10/26/06 – Today we made a long trip across the island – from the far West Shore where we are staying to the North Shore famous for its huge surf. We were not going to the North Shore to see the surfers (the sea was flat on the North Shore today) but rather to do some work with Greenpeace on one of the North Shore Beaches.
Meta had pored through the O’ahu events calendar earlier in the week and found an event that Greenpeace was holding to clean up a beach with the help of Greenpeace ship crew and volunteers.
We stayed up late the night before and the family was not particularly motivated to leave in the morning. But meta persisted and we eventually got on the road by 10 AM and made the hour plus drive to the other side of the island). We arrived at the secluded beach where the work was to be done and were stunned by the amount of debris on the small beach. We quickly learned that the trash (mainly plastic) had come from all over the Pacific – it was drawn by ocean currents and deposited on this beach. There was plastic of all types – ropes, buoys, toothbrushes, plastic containers, car bumpers, boat parts and many other unidentifiable items. We all start in – loading the trash into plastic bags and hauling stuff up the beach for collection.

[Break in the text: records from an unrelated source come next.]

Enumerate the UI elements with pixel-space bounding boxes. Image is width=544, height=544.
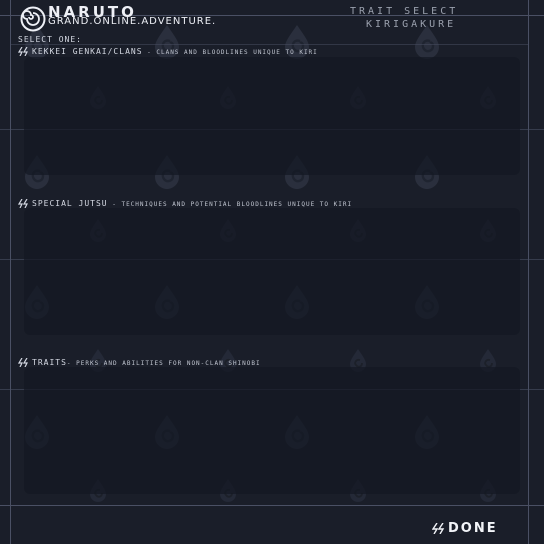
section-description: - PERKS AND ABILITIES FOR NON-CLAN SHINO…	[66, 360, 261, 367]
frame-line	[0, 505, 544, 506]
double-bolt-icon	[18, 358, 28, 367]
section-description: - TECHNIQUES AND POTENTIAL BLOODLINES UN…	[107, 201, 353, 208]
app-subtitle: GRAND.ONLINE.ADVENTURE.	[48, 16, 217, 27]
done-button[interactable]: DONE	[432, 520, 498, 536]
traits-options-panel[interactable]	[24, 367, 520, 494]
frame-line	[10, 44, 528, 45]
section-title: SPECIAL JUTSU	[32, 199, 108, 208]
double-bolt-icon	[18, 199, 28, 208]
konoha-swirl-icon	[20, 6, 46, 32]
kekkei-genkai-options-panel[interactable]	[24, 57, 520, 175]
trait-select-screen: NARUTO GRAND.ONLINE.ADVENTURE. TRAIT SEL…	[0, 0, 544, 544]
frame-line	[528, 0, 529, 544]
double-bolt-icon	[432, 522, 445, 534]
special-jutsu-options-panel[interactable]	[24, 208, 520, 335]
screen-title: TRAIT SELECT	[350, 6, 459, 17]
done-label: DONE	[448, 520, 498, 536]
section-description: - CLANS AND BLOODLINES UNIQUE TO KIRI	[142, 49, 318, 56]
village-name: KIRIGAKURE	[366, 19, 457, 30]
frame-line	[10, 0, 11, 544]
double-bolt-icon	[18, 47, 28, 56]
section-title: TRAITS	[32, 358, 67, 367]
select-prompt: SELECT ONE:	[18, 35, 82, 44]
section-title: KEKKEI GENKAI/CLANS	[32, 47, 143, 56]
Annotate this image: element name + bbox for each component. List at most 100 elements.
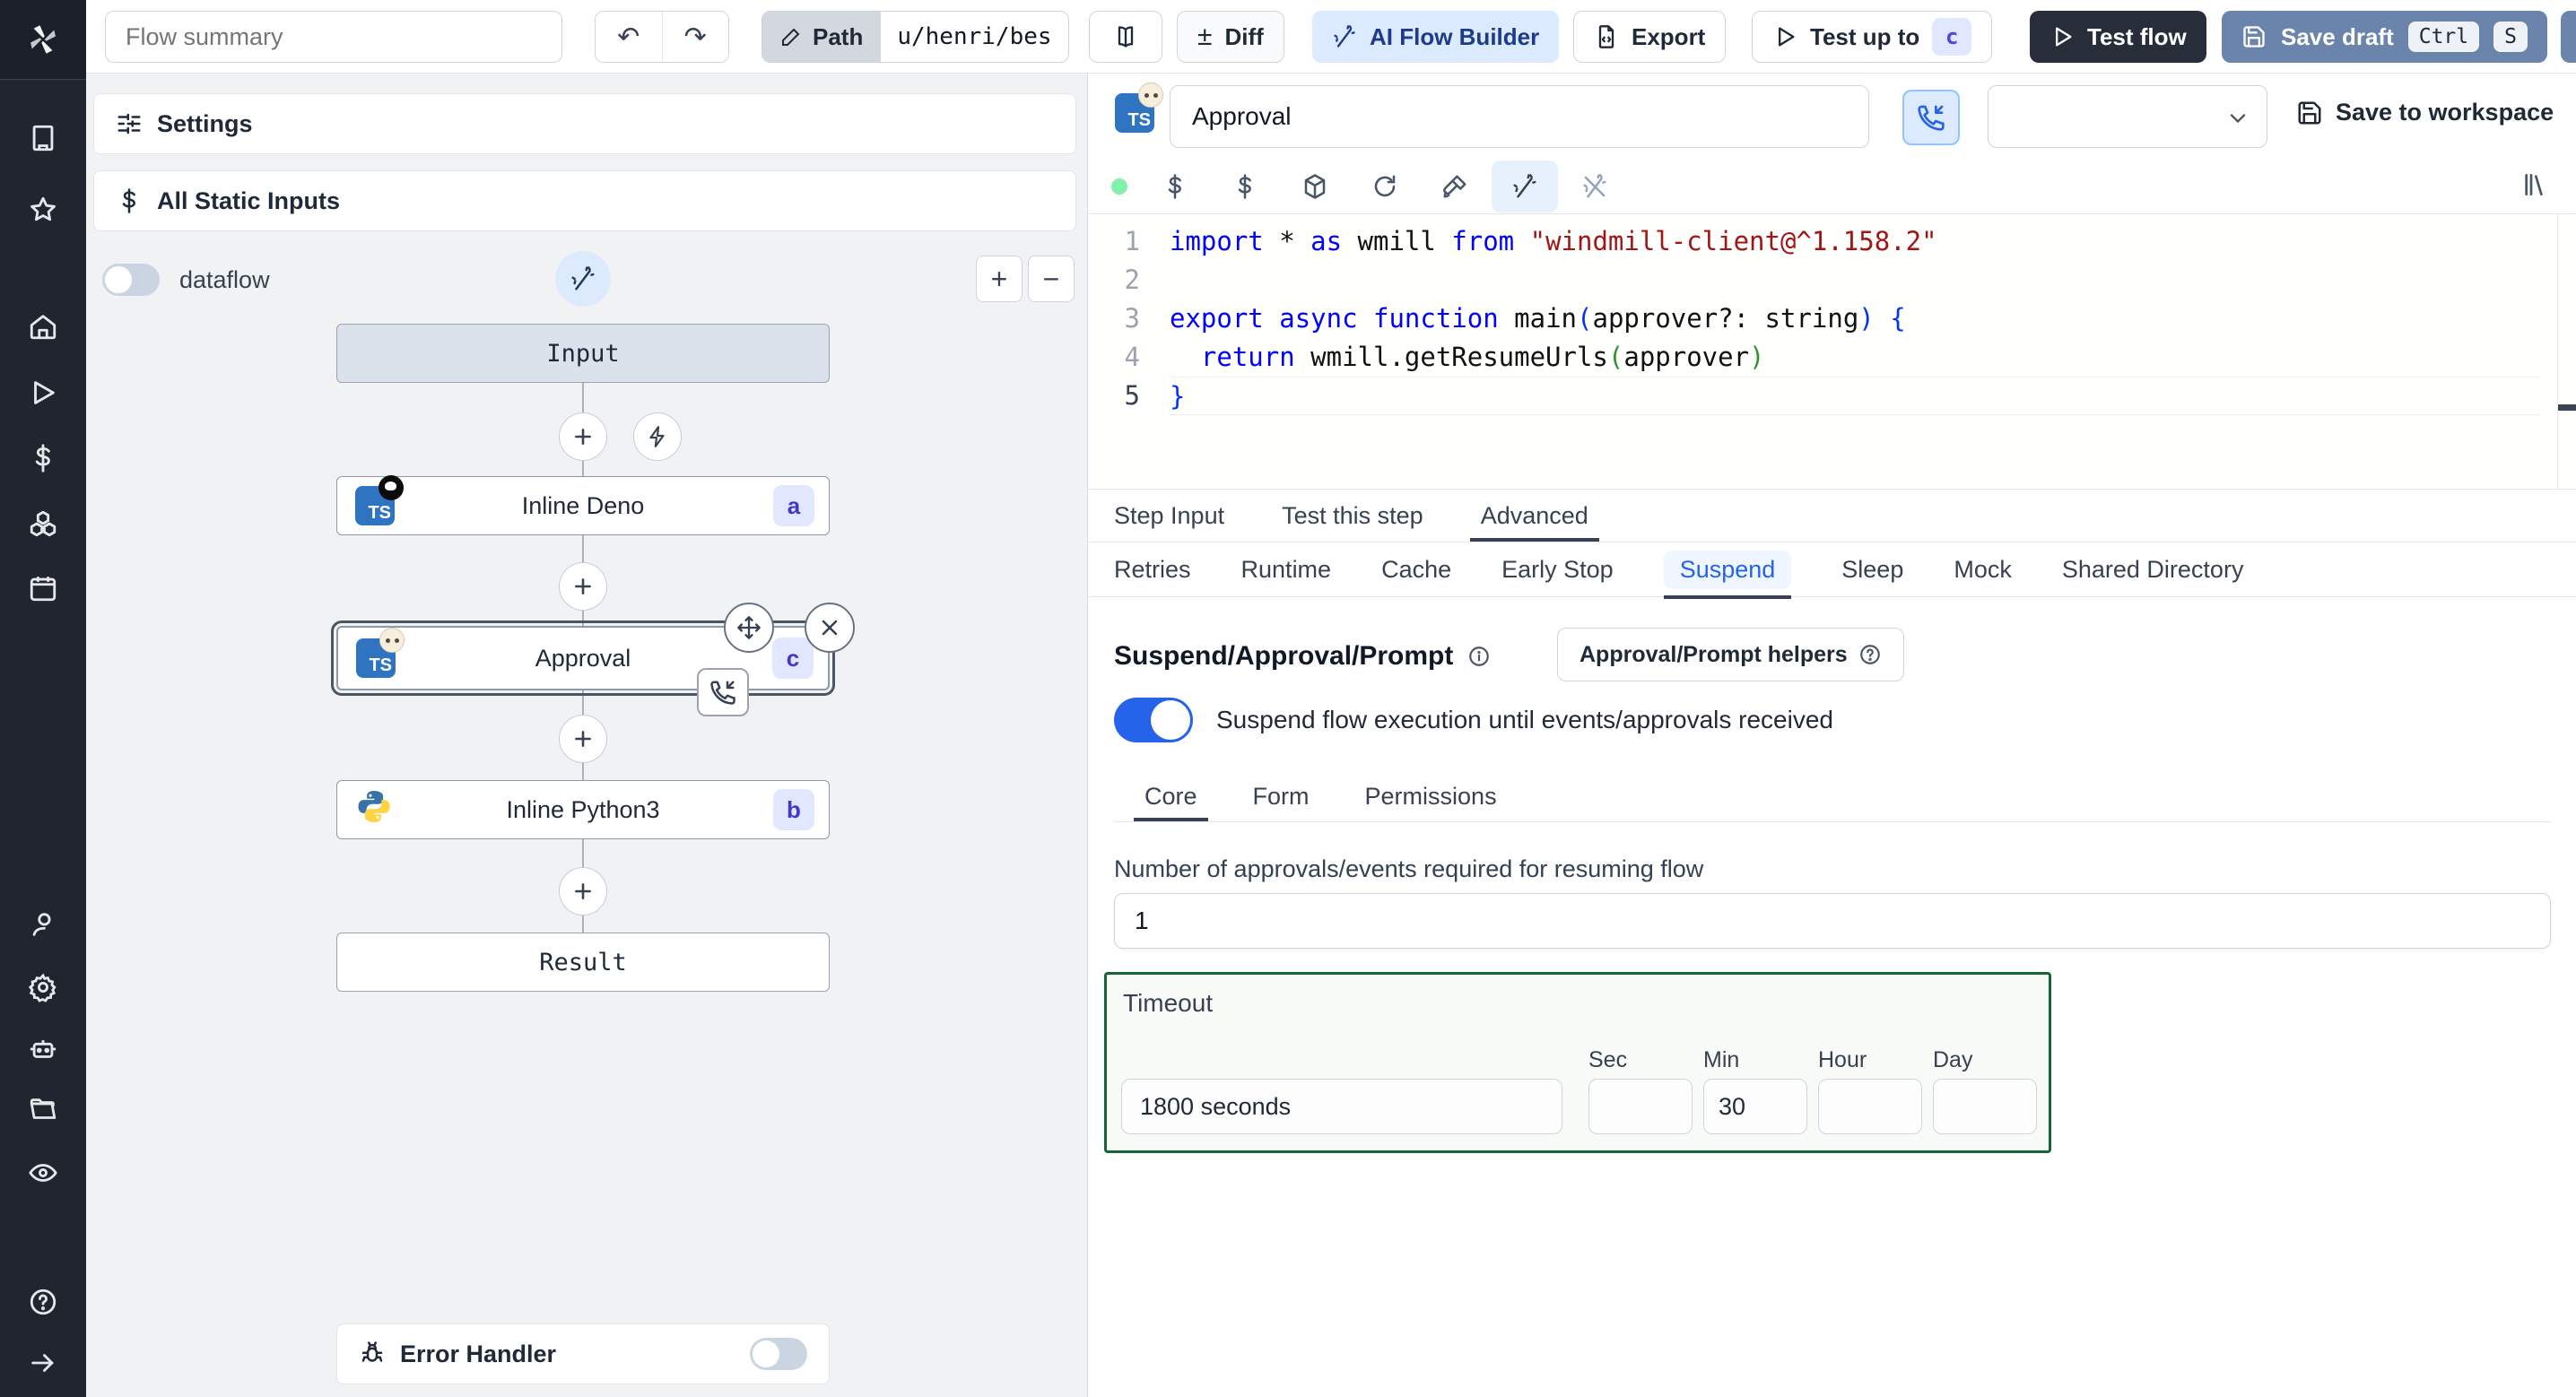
insert-step-button[interactable] (559, 412, 607, 461)
users-icon[interactable] (0, 905, 86, 944)
help-icon[interactable] (0, 1282, 86, 1322)
tab-mock[interactable]: Mock (1954, 542, 2012, 596)
insert-step-button[interactable] (559, 867, 607, 915)
timeout-seconds-display[interactable] (1121, 1079, 1562, 1134)
tab-advanced[interactable]: Advanced (1469, 490, 1599, 542)
script-version-select[interactable] (1988, 85, 2267, 148)
approval-phone-toggle-button[interactable] (1902, 90, 1960, 145)
tab-shared-directory[interactable]: Shared Directory (2062, 542, 2244, 596)
windmill-logo-icon[interactable] (0, 0, 86, 79)
wand-icon (1334, 25, 1355, 48)
approvals-count-input[interactable] (1114, 893, 2551, 949)
flow-summary-input[interactable] (105, 11, 562, 63)
deploy-button-partial[interactable] (2561, 11, 2576, 63)
ai-graph-wand-button[interactable] (555, 251, 611, 307)
flow-node-inline-python3[interactable]: Inline Python3 b (336, 780, 830, 839)
resources-cubes-icon[interactable] (0, 504, 86, 543)
tab-core[interactable]: Core (1134, 772, 1207, 821)
expand-sidebar-arrow-icon[interactable] (0, 1343, 86, 1383)
ai-assistant-wand-button[interactable] (1492, 161, 1558, 213)
home-icon[interactable] (0, 307, 86, 346)
schedules-calendar-icon[interactable] (0, 568, 86, 608)
tab-permissions[interactable]: Permissions (1365, 772, 1497, 821)
runs-play-icon[interactable] (0, 373, 86, 412)
timeout-hour-input[interactable] (1818, 1079, 1922, 1134)
path-edit-segment[interactable]: Path (762, 12, 882, 62)
format-brush-icon[interactable] (1420, 173, 1490, 200)
approval-prompt-helpers-button[interactable]: Approval/Prompt helpers (1557, 628, 1904, 681)
deno-runtime-icon (379, 475, 404, 500)
export-button[interactable]: Export (1573, 11, 1727, 63)
python-logo-icon (355, 788, 393, 832)
suspend-enable-toggle[interactable] (1114, 698, 1193, 742)
error-handler-toggle[interactable] (750, 1338, 807, 1370)
folders-icon[interactable] (0, 1090, 86, 1130)
diff-button[interactable]: ± Diff (1177, 11, 1284, 63)
dataflow-toggle[interactable] (102, 264, 160, 296)
audit-eye-icon[interactable] (0, 1153, 86, 1193)
zoom-out-button[interactable]: − (1028, 256, 1075, 302)
timeout-sec-input[interactable] (1588, 1079, 1693, 1134)
flow-settings-button[interactable]: Settings (93, 93, 1076, 154)
dataflow-label: dataflow (179, 265, 270, 293)
flow-node-input[interactable]: Input (336, 324, 830, 383)
timeout-min-input[interactable] (1703, 1079, 1807, 1134)
delete-step-button[interactable] (805, 603, 855, 653)
add-resource-dollar-icon[interactable] (1210, 173, 1280, 200)
sliders-icon (117, 113, 141, 134)
toolbar: ↶ ↷ Path u/henri/bes ± Diff AI Flow Buil… (86, 0, 2576, 74)
save-to-workspace-button[interactable]: Save to workspace (2296, 99, 2554, 126)
workers-robot-icon[interactable] (0, 1029, 86, 1069)
approval-phone-indicator[interactable] (697, 668, 749, 716)
test-up-to-button[interactable]: Test up to c (1752, 11, 1993, 63)
redo-button[interactable]: ↷ (661, 12, 728, 62)
plus-minus-icon: ± (1197, 22, 1213, 51)
insert-step-button[interactable] (559, 562, 607, 611)
tab-sleep[interactable]: Sleep (1841, 542, 1903, 596)
error-handler-row: Error Handler (336, 1323, 830, 1384)
code-editor[interactable]: 12345 import * as wmill from "windmill-c… (1088, 213, 2576, 490)
tab-step-input[interactable]: Step Input (1114, 490, 1224, 542)
timeout-day-input[interactable] (1933, 1079, 2037, 1134)
undo-button[interactable]: ↶ (596, 12, 662, 62)
path-value[interactable]: u/henri/bes (881, 12, 1068, 62)
step-name-input[interactable] (1170, 85, 1869, 148)
info-icon[interactable] (1467, 645, 1491, 668)
move-arrows-icon (737, 616, 761, 639)
tab-cache[interactable]: Cache (1381, 542, 1451, 596)
save-draft-button[interactable]: Save draft Ctrl S (2222, 11, 2547, 63)
insert-step-button[interactable] (559, 715, 607, 763)
input-node-label: Input (546, 339, 620, 368)
flow-node-inline-deno[interactable]: TS Inline Deno a (336, 475, 830, 535)
error-handler-label: Error Handler (400, 1340, 557, 1367)
package-icon[interactable] (1280, 173, 1350, 200)
reload-icon[interactable] (1350, 173, 1420, 200)
tab-test-this-step[interactable]: Test this step (1282, 490, 1423, 542)
path-button[interactable]: Path u/henri/bes (761, 11, 1069, 63)
close-x-icon (822, 620, 838, 636)
tab-form[interactable]: Form (1253, 772, 1310, 821)
flow-node-result[interactable]: Result (336, 933, 830, 992)
tab-suspend[interactable]: Suspend (1663, 550, 1792, 599)
kbd-ctrl: Ctrl (2407, 22, 2480, 52)
tab-retries[interactable]: Retries (1114, 542, 1191, 596)
variables-dollar-icon[interactable] (0, 438, 86, 478)
move-step-button[interactable] (724, 603, 774, 653)
tab-early-stop[interactable]: Early Stop (1501, 542, 1614, 596)
add-variable-dollar-icon[interactable] (1140, 173, 1210, 200)
timeout-min-field: Min (1703, 1047, 1807, 1134)
ai-gen-disabled-wand-icon[interactable] (1560, 173, 1630, 200)
tab-runtime[interactable]: Runtime (1241, 542, 1332, 596)
docs-book-button[interactable] (1089, 11, 1162, 63)
file-export-icon (1598, 25, 1614, 48)
ai-flow-builder-button[interactable]: AI Flow Builder (1312, 11, 1560, 63)
editor-code[interactable]: import * as wmill from "windmill-client@… (1170, 222, 2540, 415)
insert-trigger-button[interactable] (633, 412, 682, 461)
library-icon[interactable] (2520, 170, 2549, 204)
settings-gear-icon[interactable] (0, 967, 86, 1007)
test-flow-button[interactable]: Test flow (2030, 11, 2206, 63)
favorites-star-icon[interactable] (0, 190, 86, 230)
all-static-inputs-button[interactable]: All Static Inputs (93, 170, 1076, 231)
workspace-icon[interactable] (0, 118, 86, 158)
zoom-in-button[interactable]: + (976, 256, 1023, 302)
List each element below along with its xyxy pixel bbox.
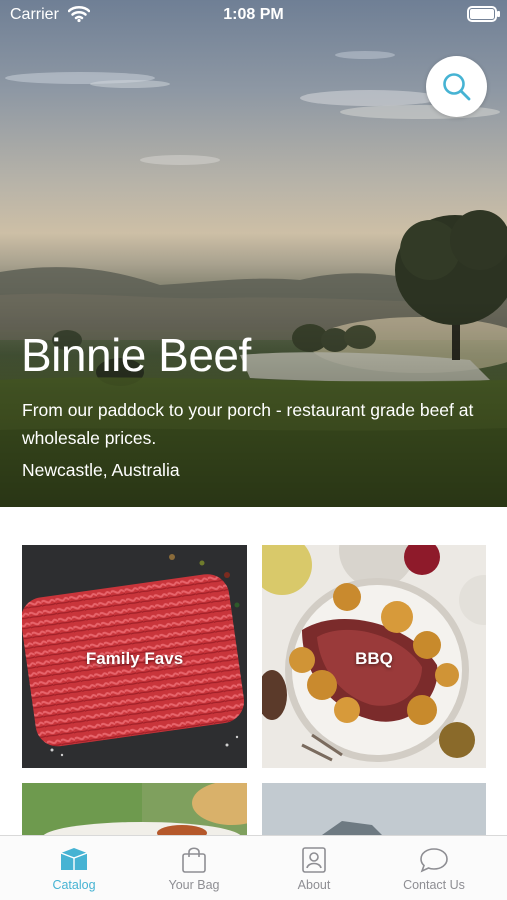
category-label: BBQ <box>355 649 393 668</box>
tab-label: Catalog <box>52 878 96 892</box>
search-icon <box>443 73 471 101</box>
status-bar: Carrier 1:08 PM <box>0 0 507 32</box>
catalog-box-icon <box>60 848 88 870</box>
category-tile-bbq[interactable]: BBQ <box>262 545 486 768</box>
search-button[interactable] <box>426 56 487 117</box>
battery-icon <box>467 6 500 22</box>
tab-catalog[interactable]: Catalog <box>11 836 137 900</box>
category-label: Family Favs <box>85 649 184 668</box>
tab-label: About <box>297 878 331 892</box>
store-location: Newcastle, Australia <box>22 460 180 480</box>
screen: Carrier 1:08 PM Binnie Beef From our pad… <box>0 0 507 900</box>
tab-contact-us[interactable]: Contact Us <box>371 836 497 900</box>
tab-about[interactable]: About <box>251 836 377 900</box>
store-title: Binnie Beef <box>21 329 251 381</box>
store-tagline: From our paddock to your porch - restaur… <box>22 400 474 448</box>
tab-label: Your Bag <box>168 878 220 892</box>
category-tile[interactable] <box>262 783 486 835</box>
tab-label: Contact Us <box>403 878 465 892</box>
tab-bar: Catalog Your Bag About Contact Us <box>0 835 507 900</box>
category-tile[interactable] <box>22 783 247 835</box>
tab-your-bag[interactable]: Your Bag <box>131 836 257 900</box>
status-time: 1:08 PM <box>223 6 284 23</box>
person-card-icon <box>302 847 326 873</box>
shopping-bag-icon <box>182 847 206 873</box>
chat-bubble-icon <box>420 848 448 873</box>
category-tile-family-favs[interactable]: Family Favs <box>22 545 247 768</box>
food-image <box>22 783 247 835</box>
food-image <box>262 783 486 835</box>
hero-banner: Carrier 1:08 PM Binnie Beef From our pad… <box>0 0 507 507</box>
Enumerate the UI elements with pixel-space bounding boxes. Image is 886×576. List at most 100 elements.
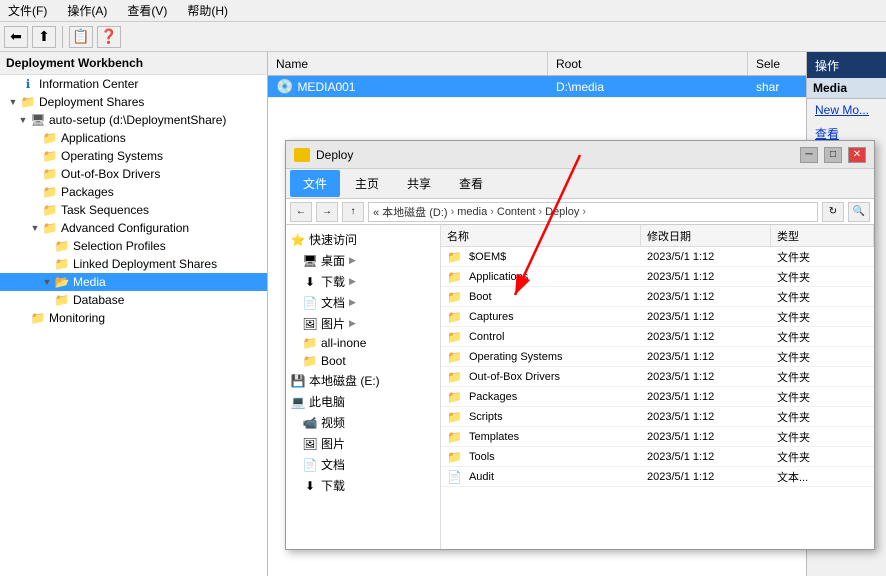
fe-file-type-2: 文件夹 (771, 289, 874, 305)
cell-root: D:\media (548, 80, 748, 94)
fe-file-row-11[interactable]: 📄Audit2023/5/1 1:12文本... (441, 467, 874, 487)
fe-maximize-btn[interactable]: □ (824, 147, 842, 163)
tree-item-13[interactable]: 📁Monitoring (0, 309, 267, 327)
toolbar-back[interactable]: ⬅ (4, 26, 28, 48)
fe-file-row-6[interactable]: 📁Out-of-Box Drivers2023/5/1 1:12文件夹 (441, 367, 874, 387)
fe-tree-docs2[interactable]: 📄 文档 (286, 454, 440, 475)
fe-search-btn[interactable]: 🔍 (848, 202, 870, 222)
menu-help[interactable]: 帮助(H) (183, 0, 232, 21)
fe-tree-pictures[interactable]: 🖼 图片 ▶ (286, 313, 440, 334)
fe-address-box[interactable]: « 本地磁盘 (D:) › media › Content › Deploy › (368, 202, 818, 222)
tree-item-3[interactable]: 📁Applications (0, 129, 267, 147)
fe-file-name-text-5: Operating Systems (469, 351, 563, 363)
tree-item-11[interactable]: ▼📂Media (0, 273, 267, 291)
fe-col-date[interactable]: 修改日期 (641, 225, 771, 246)
fe-downloads2-icon: ⬇ (302, 479, 318, 493)
fe-file-date-0: 2023/5/1 1:12 (641, 251, 771, 263)
tree-label-4: Operating Systems (61, 149, 163, 163)
fe-file-row-10[interactable]: 📁Tools2023/5/1 1:12文件夹 (441, 447, 874, 467)
action-new[interactable]: New Mo... (807, 99, 886, 121)
fe-col-type[interactable]: 类型 (771, 225, 874, 246)
menu-action[interactable]: 操作(A) (63, 0, 111, 21)
action-section-media: Media (807, 78, 886, 99)
fe-file-row-7[interactable]: 📁Packages2023/5/1 1:12文件夹 (441, 387, 874, 407)
fe-col-name[interactable]: 名称 (441, 225, 641, 246)
fe-pictures-icon: 🖼 (302, 317, 318, 331)
toolbar-up[interactable]: ⬆ (32, 26, 56, 48)
fe-file-row-3[interactable]: 📁Captures2023/5/1 1:12文件夹 (441, 307, 874, 327)
fe-tree-downloads2[interactable]: ⬇ 下载 (286, 475, 440, 496)
file-explorer: Deploy ─ □ ✕ 文件 主页 共享 查看 ← → ↑ « 本地磁盘 (D… (285, 140, 875, 550)
tree-icon-0: ℹ (20, 77, 36, 91)
fe-tree-allinone[interactable]: 📁 all-inone (286, 334, 440, 352)
fe-downloads-icon: ⬇ (302, 275, 318, 289)
fe-tab-share[interactable]: 共享 (394, 170, 444, 197)
fe-tree-docs[interactable]: 📄 文档 ▶ (286, 292, 440, 313)
tree-container: ℹInformation Center▼📁Deployment Shares▼🖥… (0, 75, 267, 327)
tree-item-5[interactable]: 📁Out-of-Box Drivers (0, 165, 267, 183)
fe-tab-file[interactable]: 文件 (290, 170, 340, 197)
fe-tree-computer[interactable]: 💻 此电脑 (286, 391, 440, 412)
fe-file-row-4[interactable]: 📁Control2023/5/1 1:12文件夹 (441, 327, 874, 347)
fe-boot-icon: 📁 (302, 354, 318, 368)
fe-file-type-6: 文件夹 (771, 369, 874, 385)
fe-file-row-1[interactable]: 📁Applications2023/5/1 1:12文件夹 (441, 267, 874, 287)
tree-item-8[interactable]: ▼📁Advanced Configuration (0, 219, 267, 237)
tree-item-2[interactable]: ▼🖥auto-setup (d:\DeploymentShare) (0, 111, 267, 129)
fe-downloads-arrow: ▶ (349, 276, 356, 287)
fe-docs2-label: 文档 (321, 456, 345, 473)
fe-file-row-2[interactable]: 📁Boot2023/5/1 1:12文件夹 (441, 287, 874, 307)
tree-icon-9: 📁 (54, 239, 70, 253)
tree-item-12[interactable]: 📁Database (0, 291, 267, 309)
fe-file-icon-10: 📁 (447, 450, 462, 464)
fe-file-row-9[interactable]: 📁Templates2023/5/1 1:12文件夹 (441, 427, 874, 447)
fe-file-type-7: 文件夹 (771, 389, 874, 405)
fe-file-list: 名称 修改日期 类型 📁 $OEM$ 2023/5/1 1:12 文件夹 📁Applic… (441, 225, 874, 549)
toolbar-action[interactable]: 📋 (69, 26, 93, 48)
tree-item-1[interactable]: ▼📁Deployment Shares (0, 93, 267, 111)
fe-tree-edrive[interactable]: 💾 本地磁盘 (E:) (286, 370, 440, 391)
fe-pictures2-label: 图片 (321, 435, 345, 452)
menubar: 文件(F) 操作(A) 查看(V) 帮助(H) (0, 0, 886, 22)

The Greenpeace coordinators let us know that this garbage came from as far off as Asia (we found some with Korean writing on it) and was released from a huge “trash vortex” (http://oceans.greenpeace.org/en/our-oceans/pollution/trash-vortex) out in the Pacific. Every once in a while some of the trash from the vortex peels off and ends up on the windward side of O’ahu (and other Islands). The Greenpeace vessel was touring several of the locations and also headed to the vortex. They were cleaning up the beach and documenting what they found there.
We spent a few hours on the beach cleaning up. By early afternoon we had a massive pile of trash along with a bunch of golf balls that w3ere collected from the surf (the beach had a golf driving range right behind it). Caleb and Anna helped out by creating a big sign in the sand with the golf balls that spelled out “Trash”. They took pictures and video and they interviewed each family member (even Anna). The Greenpeace crew members were from all over the world – Holland, Fiji, Germany, Armenia, New Zealand and many other places. WE even met the Deputy Director for the US – Bill Richardson, (http://members.greenpeace.org/blog/billy_rich/) who had been on a project at sea for 5 weeks. They were all clearly very committed and motivated people with a genuine care for the future of our planet.
Everyone we met was very friendly and they were somewhat surprised were not locals to Hawaii (what would tourist be doing out cleaning up the beaches?). I think that they (and many others we have encountered) were intrigued by a family traveling the World together.
It felt good to give back a little rather than just sitting on the beach getting a tan (although we are doing plenty of that as well).